Gist discovers meaning or semantics through the statistical analysis of word patterns and distributions natively occurring in massive collections of documents. External thesauri or ontologies aren't used. Instead, meaning is derived by analyzing, (through the neural net machine learning system), the large-scale probability and distributional properties of words in the Gist document collections.The derivation of meaning from these patterns is well supported in the technical literature and is referred to as the "distributional hypothesis of meaning": The Distributional Hypothesis: words with
similar distributional properties have similar meanings. This statistical approach currently dominates the field of NLP and there is an enormous literature on it as well as rapidly advancing practical applications from the most advanced technology companies in the world including Google, Apple, Facebook and Amazon.
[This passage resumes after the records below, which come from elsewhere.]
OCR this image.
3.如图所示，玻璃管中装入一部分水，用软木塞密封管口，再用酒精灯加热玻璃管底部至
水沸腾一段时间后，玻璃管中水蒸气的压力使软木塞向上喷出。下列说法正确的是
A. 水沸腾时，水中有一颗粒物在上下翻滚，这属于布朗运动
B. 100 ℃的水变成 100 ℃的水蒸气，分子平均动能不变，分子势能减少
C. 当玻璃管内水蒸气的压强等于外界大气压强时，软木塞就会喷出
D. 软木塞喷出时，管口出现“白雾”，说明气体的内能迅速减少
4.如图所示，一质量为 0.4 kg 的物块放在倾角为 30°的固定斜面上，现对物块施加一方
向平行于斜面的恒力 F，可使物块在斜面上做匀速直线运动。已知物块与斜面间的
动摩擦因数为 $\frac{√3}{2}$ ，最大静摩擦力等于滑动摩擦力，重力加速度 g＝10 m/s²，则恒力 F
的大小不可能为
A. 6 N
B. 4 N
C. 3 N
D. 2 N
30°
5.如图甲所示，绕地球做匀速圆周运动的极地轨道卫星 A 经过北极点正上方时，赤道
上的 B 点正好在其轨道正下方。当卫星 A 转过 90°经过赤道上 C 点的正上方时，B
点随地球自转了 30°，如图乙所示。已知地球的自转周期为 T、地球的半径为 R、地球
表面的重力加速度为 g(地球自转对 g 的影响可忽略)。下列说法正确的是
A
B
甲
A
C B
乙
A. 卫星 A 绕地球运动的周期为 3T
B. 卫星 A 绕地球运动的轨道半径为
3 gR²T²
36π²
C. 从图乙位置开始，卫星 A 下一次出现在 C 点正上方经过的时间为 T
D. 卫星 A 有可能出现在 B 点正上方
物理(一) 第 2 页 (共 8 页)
The Gist machine-learning engine captures these statistical patterns and uses them to convert both documents and queries to mathematical objects known as feature vectors. The vectors encode statistical properties of words including co-occurrence pattern counts, frequency counts and word sequence probabilities. Gist also includes an innovative type of back-off or error correction to supplement or blend the semantic feature vectors with keyword representations when necessary. Documents and queries with similar vector scores are closely related semantically, regardless of the literal composition of the words they contain. In retrieval the system uses these vectors to compute the probability of a match between document and query.
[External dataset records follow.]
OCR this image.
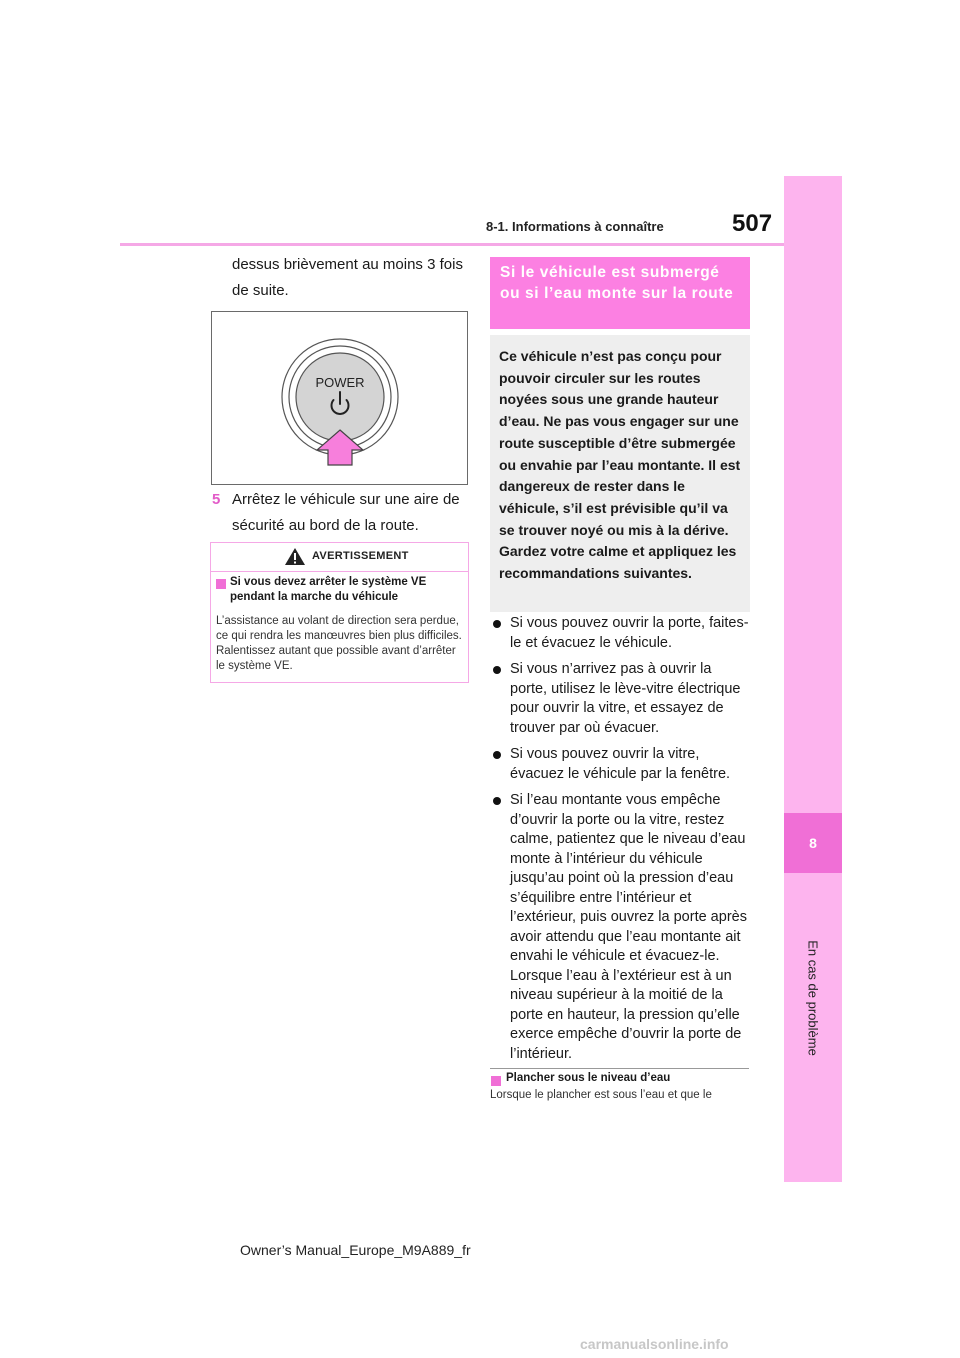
8-1. Informations à connaître	507
8
En cas de problème
dessus brièvement au moins 3 fois de suite.
POWER
5 Arrêtez le véhicule sur une aire de sécurité au bord de la route.
AVERTISSEMENT
Si vous devez arrêter le système VE pendant la marche du véhicule
L’assistance au volant de direction sera perdue, ce qui rendra les manœuvres bien plus difficiles. Ralentissez autant que possible avant d’arrêter le système VE.
Si le véhicule est submergé ou si l’eau monte sur la route
Ce véhicule n’est pas conçu pour pouvoir circuler sur les routes noyées sous une grande hauteur d’eau. Ne pas vous engager sur une route susceptible d’être submergée ou envahie par l’eau montante. Il est dangereux de rester dans le véhicule, s’il est prévisible qu’il va se trouver noyé ou mis à la dérive. Gardez votre calme et appliquez les recommandations suivantes.
Si vous pouvez ouvrir la porte, faites-le et évacuez le véhicule.
Si vous n’arrivez pas à ouvrir la porte, utilisez le lève-vitre électrique pour ouvrir la vitre, et essayez de trouver par où évacuer.
Si vous pouvez ouvrir la vitre, évacuez le véhicule par la fenêtre.
Si l’eau montante vous empêche d’ouvrir la porte ou la vitre, restez calme, patientez que le niveau d’eau monte à l’intérieur du véhicule jusqu’au point où la pression d’eau s’équilibre entre l’intérieur et l’extérieur, puis ouvrez la porte après avoir attendu que l’eau montante ait envahi le véhicule et évacuez-le. Lorsque l’eau à l’extérieur est à un niveau supérieur à la moitié de la porte en hauteur, la pression qu’elle exerce empêche d’ouvrir la porte de l’intérieur.
Plancher sous le niveau d’eau
Lorsque le plancher est sous l’eau et que le
Owner’s Manual_Europe_M9A889_fr
carmanualsonline.info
As a document collection grows over time, new terms and concepts inevitably emerge while others may shift in meaning. For example, phrases like "internet of things," and "deep learning" have gained currency in the technical literature in recent years. The same is true for individual words like "multicore" or "qubit". Gist automatically adjusts to these changes in the topical composition of the document collection. It detects this "semantic drift" through its learning algorithm and re-weights concepts and topics accordingly. This makes the system self-evolving and allows it to powerfully and elegantly sustain high precision and recall in the retrieval task as the balance of topics and concepts in a document collection changes.
Semantic Search and Knowledge Representation
Semantic search is itself an ambiguous phrase. Some vendors' use it to refer to a search that returns a knowledge representation based on entity and fact extraction. These systems rely on ontologies to define the meaning of terms and typically present graph- based results using subject/predicate/object triples. While these systems deliver value beyond traditional keyword retrieval they typically require "structured" text that has been manually annotated with a machine-readable industry standard mark-up language such as schema.org or the Resource Description Framework (RDF) specifications from the World Wide Web Consortium (W3C). Search engines can use these marked up pages to populate "knowledge panels" or "knowledge graphs" in response to certain types of queries. Gist attacks a different problem in a different way. It doesn't try to extract entities and facts. It doesn't rely on machine-readable semantic mark-up. It processes unstructured, unlabeled text collections and automatically distills the key concepts inherent in the statistical distribution of the words in the documents.